COMM 655 student Steven Cohen discovered the following mentions/references to JW in the New York Times:

“White House speechwriters struggle with that almost every year. Judson Welliver, who did the writing for Calvin Coolidge under the title of ”literary clerk” (and who should get the credit for Silent Cal’s reputation for eloquence), elected to use nouns. ”It is exceedingly gratifying,” said the cool-keeping chief executive in 1925, ”to report that the general condition is one of progress and prosperity.” No powerful, state-defining adjective.” NYT, 2/17/02.

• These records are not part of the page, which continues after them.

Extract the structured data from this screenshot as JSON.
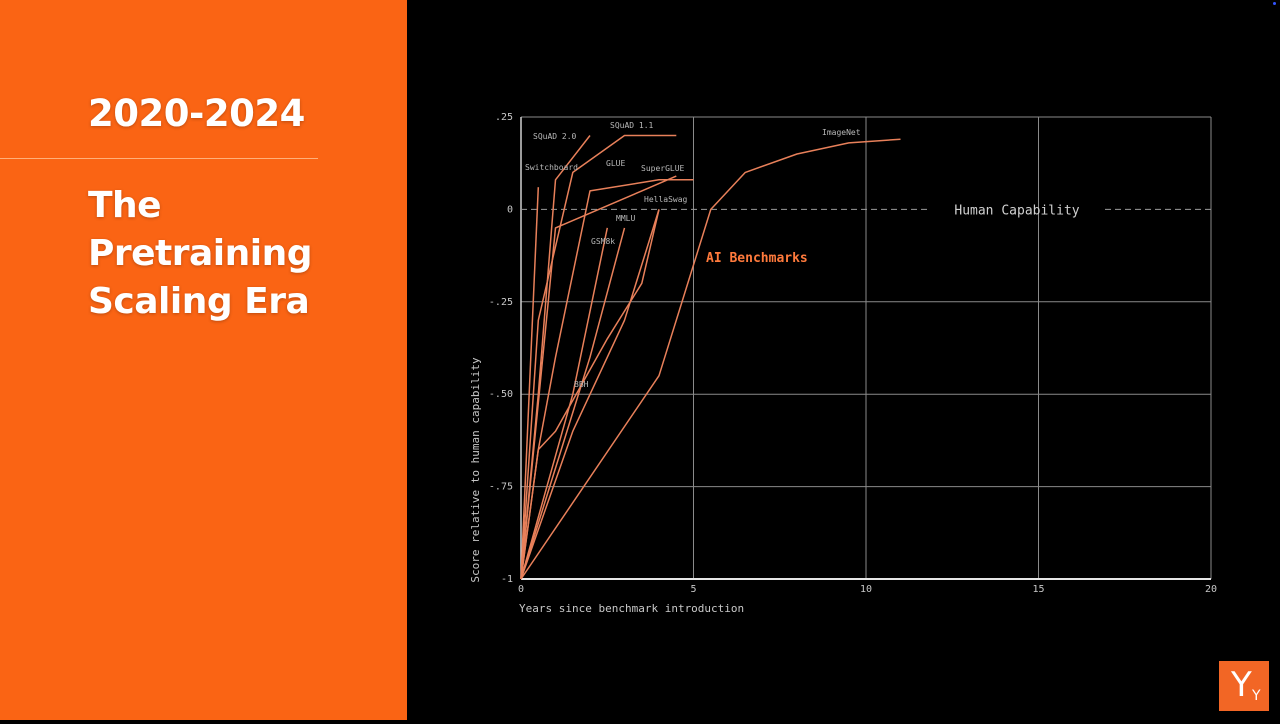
{
  "slide": {
    "years": "2020-2024",
    "title_lines": [
      "The",
      "Pretraining",
      "Scaling Era"
    ],
    "logo_big": "Y",
    "logo_small": "Y"
  },
  "colors": {
    "accent": "#fa6414",
    "line": "#e8805a",
    "grid": "#8a8a8a"
  },
  "chart_data": {
    "type": "line",
    "xlabel": "Years since benchmark introduction",
    "ylabel": "Score relative to human capability",
    "xlim": [
      0,
      20
    ],
    "ylim": [
      -1,
      0.25
    ],
    "x_ticks": [
      0,
      5,
      10,
      15,
      20
    ],
    "x_tick_labels": [
      "0",
      "5",
      "10",
      "15",
      "20"
    ],
    "y_ticks": [
      0.25,
      0,
      -0.25,
      -0.5,
      -0.75,
      -1
    ],
    "y_tick_labels": [
      ".25",
      "0",
      "-.25",
      "-.50",
      "-.75",
      "-1"
    ],
    "reference_line": {
      "y": 0,
      "label": "Human Capability"
    },
    "annotation": "AI Benchmarks",
    "series": [
      {
        "name": "Switchboard",
        "x": [
          0,
          0.5
        ],
        "y": [
          -1,
          0.06
        ]
      },
      {
        "name": "SQuAD 2.0",
        "x": [
          0,
          0.5,
          1,
          2
        ],
        "y": [
          -1,
          -0.5,
          0.08,
          0.2
        ]
      },
      {
        "name": "SQuAD 1.1",
        "x": [
          0,
          0.5,
          1.5,
          3,
          4.5
        ],
        "y": [
          -1,
          -0.3,
          0.1,
          0.2,
          0.2
        ]
      },
      {
        "name": "GLUE",
        "x": [
          0,
          0.5,
          1,
          2,
          4,
          5
        ],
        "y": [
          -1,
          -0.65,
          -0.4,
          0.05,
          0.08,
          0.08
        ]
      },
      {
        "name": "SuperGLUE",
        "x": [
          0,
          1,
          3.5,
          4.5
        ],
        "y": [
          -1,
          -0.05,
          0.05,
          0.09
        ]
      },
      {
        "name": "HellaSwag",
        "x": [
          0,
          0.5,
          1,
          2.5,
          3.5,
          4
        ],
        "y": [
          -1,
          -0.65,
          -0.6,
          -0.35,
          -0.2,
          0
        ]
      },
      {
        "name": "MMLU",
        "x": [
          0,
          1,
          2,
          3
        ],
        "y": [
          -1,
          -0.7,
          -0.4,
          -0.05
        ]
      },
      {
        "name": "GSM8k",
        "x": [
          0,
          0.6,
          1.5,
          2.5
        ],
        "y": [
          -1,
          -0.8,
          -0.5,
          -0.05
        ]
      },
      {
        "name": "BBH",
        "x": [
          0,
          1.5,
          3,
          4
        ],
        "y": [
          -1,
          -0.6,
          -0.3,
          0
        ]
      },
      {
        "name": "ImageNet",
        "x": [
          0,
          4,
          5.5,
          6.5,
          8,
          9.5,
          11
        ],
        "y": [
          -1,
          -0.45,
          0,
          0.1,
          0.15,
          0.18,
          0.19
        ]
      }
    ]
  }
}
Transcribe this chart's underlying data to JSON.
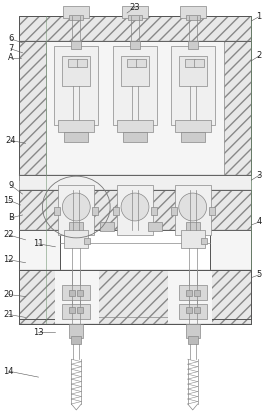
{
  "bg_color": "#ffffff",
  "lc": "#888888",
  "lc_dark": "#555555",
  "fig_width": 2.7,
  "fig_height": 4.15,
  "dpi": 100,
  "hatch_fc": "#e8e8e8",
  "inner_fc": "#f5f5f5",
  "green_line": "#66aa66",
  "red_line": "#cc6666"
}
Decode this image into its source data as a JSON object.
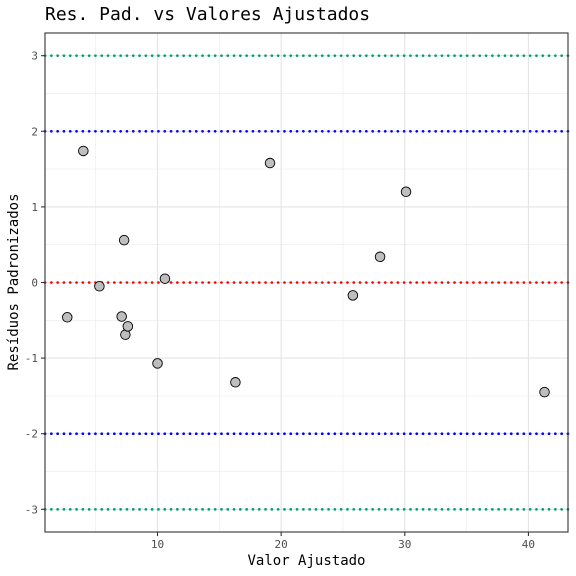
{
  "chart_data": {
    "type": "scatter",
    "title": "Res. Pad. vs Valores Ajustados",
    "xlabel": "Valor Ajustado",
    "ylabel": "Resíduos Padronizados",
    "xlim": [
      0.9,
      43.2
    ],
    "ylim": [
      -3.3,
      3.3
    ],
    "x_ticks": [
      10,
      20,
      30,
      40
    ],
    "y_ticks": [
      -3,
      -2,
      -1,
      0,
      1,
      2,
      3
    ],
    "x_tick_labels": [
      "10",
      "20",
      "30",
      "40"
    ],
    "y_tick_labels": [
      "-3",
      "-2",
      "-1",
      "0",
      "1",
      "2",
      "3"
    ],
    "grid": true,
    "points": [
      {
        "x": 2.7,
        "y": -0.46
      },
      {
        "x": 4.0,
        "y": 1.74
      },
      {
        "x": 5.3,
        "y": -0.05
      },
      {
        "x": 7.1,
        "y": -0.45
      },
      {
        "x": 7.3,
        "y": 0.56
      },
      {
        "x": 7.4,
        "y": -0.69
      },
      {
        "x": 7.6,
        "y": -0.58
      },
      {
        "x": 10.0,
        "y": -1.07
      },
      {
        "x": 10.6,
        "y": 0.05
      },
      {
        "x": 16.3,
        "y": -1.32
      },
      {
        "x": 19.1,
        "y": 1.58
      },
      {
        "x": 25.8,
        "y": -0.17
      },
      {
        "x": 28.0,
        "y": 0.34
      },
      {
        "x": 30.1,
        "y": 1.2
      },
      {
        "x": 41.3,
        "y": -1.45
      }
    ],
    "reference_lines": [
      {
        "y": 3,
        "color": "#009E73",
        "style": "dotted"
      },
      {
        "y": 2,
        "color": "#0000FF",
        "style": "dotted"
      },
      {
        "y": 0,
        "color": "#FF0000",
        "style": "dotted"
      },
      {
        "y": -2,
        "color": "#0000FF",
        "style": "dotted"
      },
      {
        "y": -3,
        "color": "#009E73",
        "style": "dotted"
      }
    ],
    "point_fill": "#BEBEBE",
    "point_stroke": "#000000"
  }
}
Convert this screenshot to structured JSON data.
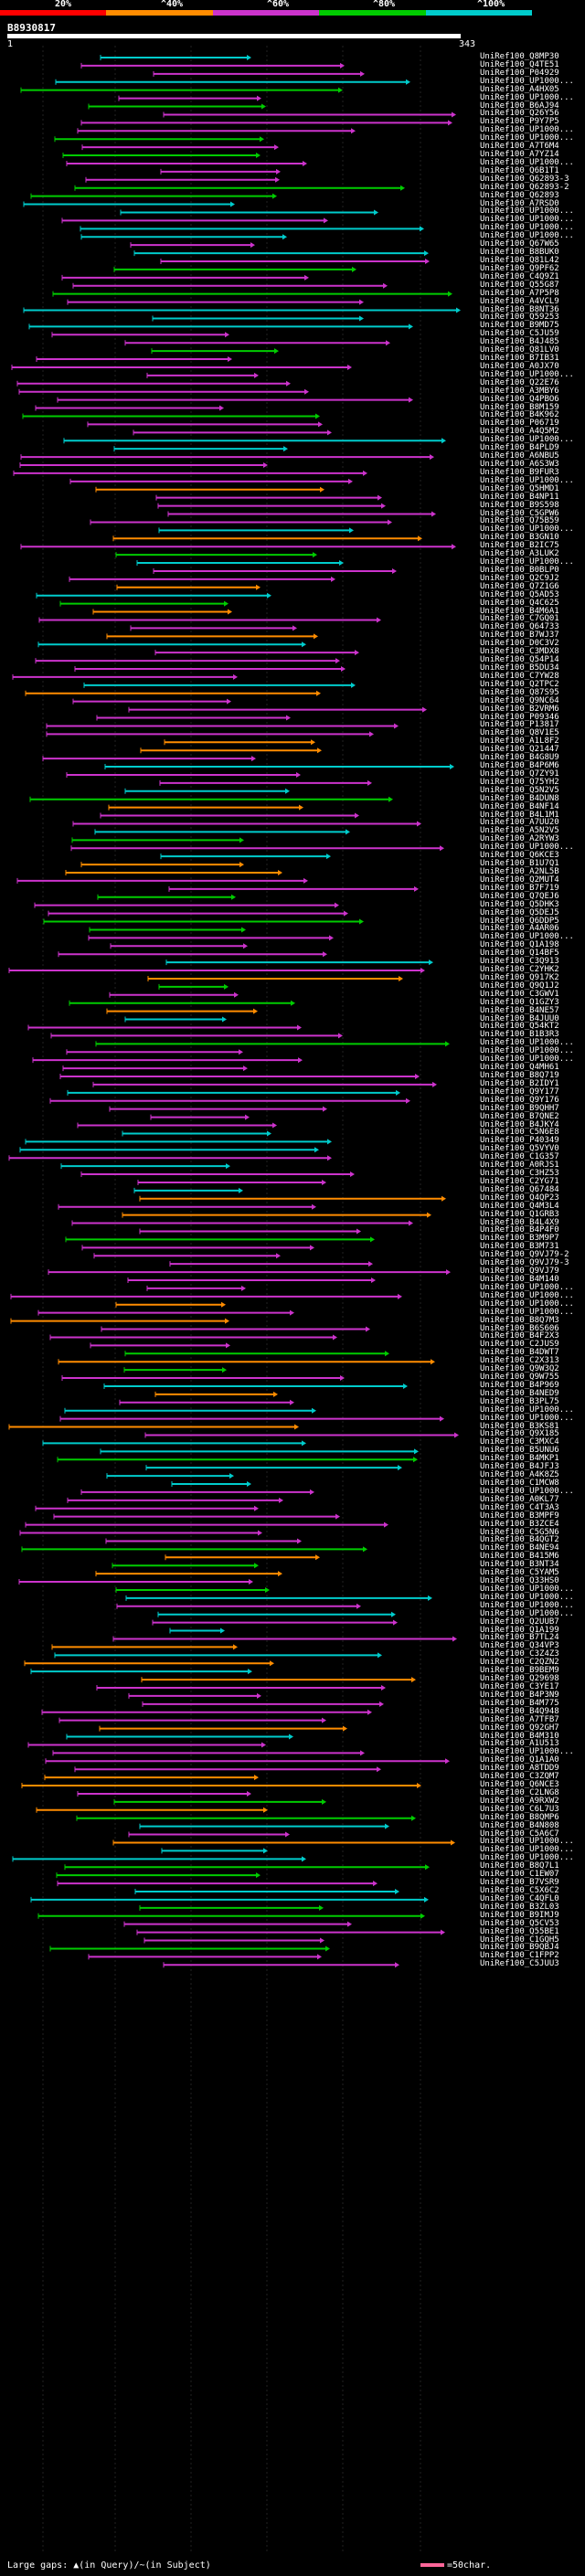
{
  "scale": {
    "labels": [
      "20%",
      "^40%",
      "^60%",
      "^80%",
      "^100%"
    ],
    "colors": [
      "#ff0000",
      "#ff8c00",
      "#cc33cc",
      "#00cc00",
      "#00cccc"
    ]
  },
  "query": {
    "id": "B8930817",
    "start": "1",
    "end": "343"
  },
  "hits": [
    "UniRef100_Q8MP30",
    "UniRef100_Q4TE51",
    "UniRef100_P04929",
    "UniRef100_UP1000...",
    "UniRef100_A4HX05",
    "UniRef100_UP1000...",
    "UniRef100_B6AJ94",
    "UniRef100_Q26Y56",
    "UniRef100_P9Y7P5",
    "UniRef100_UP1000...",
    "UniRef100_UP1000...",
    "UniRef100_A7T6M4",
    "UniRef100_A7YZ14",
    "UniRef100_UP1000...",
    "UniRef100_Q6B1T1",
    "UniRef100_Q62893-3",
    "UniRef100_Q62893-2",
    "UniRef100_Q62893",
    "UniRef100_A7RSD0",
    "UniRef100_UP1000...",
    "UniRef100_UP1000...",
    "UniRef100_UP1000...",
    "UniRef100_UP1000...",
    "UniRef100_Q67W65",
    "UniRef100_B8BUK0",
    "UniRef100_Q81L42",
    "UniRef100_Q9PF62",
    "UniRef100_C4Q9Z1",
    "UniRef100_Q55G87",
    "UniRef100_A7P5P8",
    "UniRef100_A4VCL9",
    "UniRef100_B8NT36",
    "UniRef100_Q59253",
    "UniRef100_B9MD75",
    "UniRef100_C5JU59",
    "UniRef100_B4J485",
    "UniRef100_Q81LV0",
    "UniRef100_B7IB31",
    "UniRef100_A0JX70",
    "UniRef100_UP1000...",
    "UniRef100_Q22E76",
    "UniRef100_A3MBY6",
    "UniRef100_Q4PBO6",
    "UniRef100_B8M159",
    "UniRef100_B4K962",
    "UniRef100_P06719",
    "UniRef100_A4Q5M2",
    "UniRef100_UP1000...",
    "UniRef100_B4PLD9",
    "UniRef100_A6NBU5",
    "UniRef100_A6S3W3",
    "UniRef100_B9FUR3",
    "UniRef100_UP1000...",
    "UniRef100_Q5HMD1",
    "UniRef100_B4NP11",
    "UniRef100_B9S598",
    "UniRef100_C5GPW6",
    "UniRef100_Q75B59",
    "UniRef100_UP1000...",
    "UniRef100_B3GN10",
    "UniRef100_B2IC75",
    "UniRef100_A3LUK2",
    "UniRef100_UP1000...",
    "UniRef100_B0BLP0",
    "UniRef100_Q2C9J2",
    "UniRef100_Q7Z1G6",
    "UniRef100_Q5AD53",
    "UniRef100_Q4C625",
    "UniRef100_B4M6A1",
    "UniRef100_C7GQ01",
    "UniRef100_Q64733",
    "UniRef100_B7WJ37",
    "UniRef100_D0C3V2",
    "UniRef100_C3MDX8",
    "UniRef100_Q54P14",
    "UniRef100_B5DU34",
    "UniRef100_C7YW28",
    "UniRef100_Q2TPC2",
    "UniRef100_Q87S95",
    "UniRef100_Q9NC64",
    "UniRef100_B2VRM6",
    "UniRef100_P09346",
    "UniRef100_P13817",
    "UniRef100_Q8V1E5",
    "UniRef100_A1L8F2",
    "UniRef100_Q21447",
    "UniRef100_B4G8U9",
    "UniRef100_B4P6M6",
    "UniRef100_Q7ZY91",
    "UniRef100_Q75YH2",
    "UniRef100_Q5N2V5",
    "UniRef100_B4DUN8",
    "UniRef100_B4NF14",
    "UniRef100_B4L1M1",
    "UniRef100_A7UU20",
    "UniRef100_A5N2V5",
    "UniRef100_A2RYW3",
    "UniRef100_UP1000...",
    "UniRef100_Q6KCE3",
    "UniRef100_B1U7Q1",
    "UniRef100_A2NL5B",
    "UniRef100_Q2MUT4",
    "UniRef100_B7F719",
    "UniRef100_Q7QEJ6",
    "UniRef100_Q5DHK3",
    "UniRef100_Q5DEJ5",
    "UniRef100_Q6DDP5",
    "UniRef100_A4AR06",
    "UniRef100_UP1000...",
    "UniRef100_Q1A198",
    "UniRef100_Q14BF5",
    "UniRef100_C3Q913",
    "UniRef100_C2YHK2",
    "UniRef100_Q917K2",
    "UniRef100_Q9Q1J2",
    "UniRef100_C3GWV1",
    "UniRef100_Q1GZY3",
    "UniRef100_B4NE57",
    "UniRef100_B4JUU0",
    "UniRef100_Q54KT2",
    "UniRef100_B1B3R3",
    "UniRef100_UP1000...",
    "UniRef100_UP1000...",
    "UniRef100_UP1000...",
    "UniRef100_Q4MH61",
    "UniRef100_B8Q719",
    "UniRef100_B2IDY1",
    "UniRef100_Q9Y177",
    "UniRef100_Q9Y176",
    "UniRef100_B9QHH7",
    "UniRef100_B7QNE2",
    "UniRef100_B4JKY4",
    "UniRef100_C5N6E8",
    "UniRef100_P40349",
    "UniRef100_Q5VYV0",
    "UniRef100_C1G357",
    "UniRef100_A0RJS1",
    "UniRef100_C3HZ53",
    "UniRef100_C2YG71",
    "UniRef100_Q67484",
    "UniRef100_Q4QP23",
    "UniRef100_Q4M3L4",
    "UniRef100_Q1GRB3",
    "UniRef100_B4L4X9",
    "UniRef100_B4P4F0",
    "UniRef100_B3M9P7",
    "UniRef100_B3M731",
    "UniRef100_Q9VJ79-2",
    "UniRef100_Q9VJ79-3",
    "UniRef100_Q9VJ79",
    "UniRef100_B4M140",
    "UniRef100_UP1000...",
    "UniRef100_UP1000...",
    "UniRef100_UP1000...",
    "UniRef100_UP1000...",
    "UniRef100_B8Q7M3",
    "UniRef100_B6S606",
    "UniRef100_B4F2X3",
    "UniRef100_C2JUS9",
    "UniRef100_B4DWT7",
    "UniRef100_C2X313",
    "UniRef100_Q9W3Q2",
    "UniRef100_Q9W755",
    "UniRef100_B4P969",
    "UniRef100_B4NED9",
    "UniRef100_B3PL75",
    "UniRef100_UP1000...",
    "UniRef100_UP1000...",
    "UniRef100_B3KS81",
    "UniRef100_Q9X185",
    "UniRef100_C3MXC4",
    "UniRef100_B5UNU6",
    "UniRef100_B4MKP1",
    "UniRef100_B4JFJ3",
    "UniRef100_A4K8Z5",
    "UniRef100_C1MCW8",
    "UniRef100_UP1000...",
    "UniRef100_A0KL77",
    "UniRef100_C4T3A3",
    "UniRef100_B3MPF9",
    "UniRef100_B3ZCE4",
    "UniRef100_C5G5N6",
    "UniRef100_B4QGT2",
    "UniRef100_B4NE94",
    "UniRef100_B415M6",
    "UniRef100_B3NT34",
    "UniRef100_C5YAM5",
    "UniRef100_Q33HS0",
    "UniRef100_UP1000...",
    "UniRef100_UP1000...",
    "UniRef100_UP1000...",
    "UniRef100_UP1000...",
    "UniRef100_Q2UUB7",
    "UniRef100_Q1A199",
    "UniRef100_B7TL24",
    "UniRef100_Q34VP3",
    "UniRef100_C3Z4Z3",
    "UniRef100_C2QZN2",
    "UniRef100_B9BEM9",
    "UniRef100_Q29698",
    "UniRef100_C3YE17",
    "UniRef100_B4P3N9",
    "UniRef100_B4M775",
    "UniRef100_B4Q948",
    "UniRef100_A7TFB7",
    "UniRef100_Q92GH7",
    "UniRef100_B4M310",
    "UniRef100_A1U513",
    "UniRef100_UP1000...",
    "UniRef100_Q1A1A0",
    "UniRef100_A8TDD9",
    "UniRef100_C3ZQM7",
    "UniRef100_Q6NCE3",
    "UniRef100_C2LNG8",
    "UniRef100_A9RXW2",
    "UniRef100_C6L7U3",
    "UniRef100_B8QMP6",
    "UniRef100_B4N808",
    "UniRef100_C5A6C7",
    "UniRef100_UP1000...",
    "UniRef100_UP1000...",
    "UniRef100_UP1000...",
    "UniRef100_B8Q7L1",
    "UniRef100_C1EW07",
    "UniRef100_B7VSR9",
    "UniRef100_C5X6C2",
    "UniRef100_C4QFL0",
    "UniRef100_B3ZL03",
    "UniRef100_B9IMJ9",
    "UniRef100_Q5CV53",
    "UniRef100_Q55BE1",
    "UniRef100_C1GQH5",
    "UniRef100_B9QBJ4",
    "UniRef100_C1FPP2",
    "UniRef100_C5JUU3"
  ],
  "legend": {
    "gaps_label": "Large gaps: ▲(in Query)/~(in Subject)",
    "scale_label": "=50char."
  }
}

“The most egregious alliterator – will receive a small plastic bust of President Harding, who in addition to being the 1918 coiner of founding fathers (a term once revered, now considered sexist), set this high standard in 1920 that has never been successfully challenged: The American people, he intoned, in words possibly ghosted by Judson Welliver, his White House “literary clerk,” looked to national leaders for “not heroics but healing, not nostrums but normalcy, not revolution but restoration, not agitation but adjustment, not surgery but serenity, not the dramatic but the dispassionate, not experiment but equipoise.” NYT, 2/26/06.

“Judson Welliver was hired by Warren G. Harding and served in the White House from March 4, 1921, until Nov. 1, 1925, as ”literary clerk.” He wrote many of Harding’s speeches, making Harding the first President to have a formal speechwriter. Welliver continued in the Coolidge White House for two years and may well have assisted Coolidge in researching facts for his speeches. But certainly he was not responsible for Coolidge’s eloquence, which was well established before he became President. Coolidge’s son, John, adamantly maintains that his father wrote his own speeches, often laboring over the precise choice of words.” NYT, Letter to the Editor, 2/18/87. Another letter in the same vein appears in NYT, 3/5/87.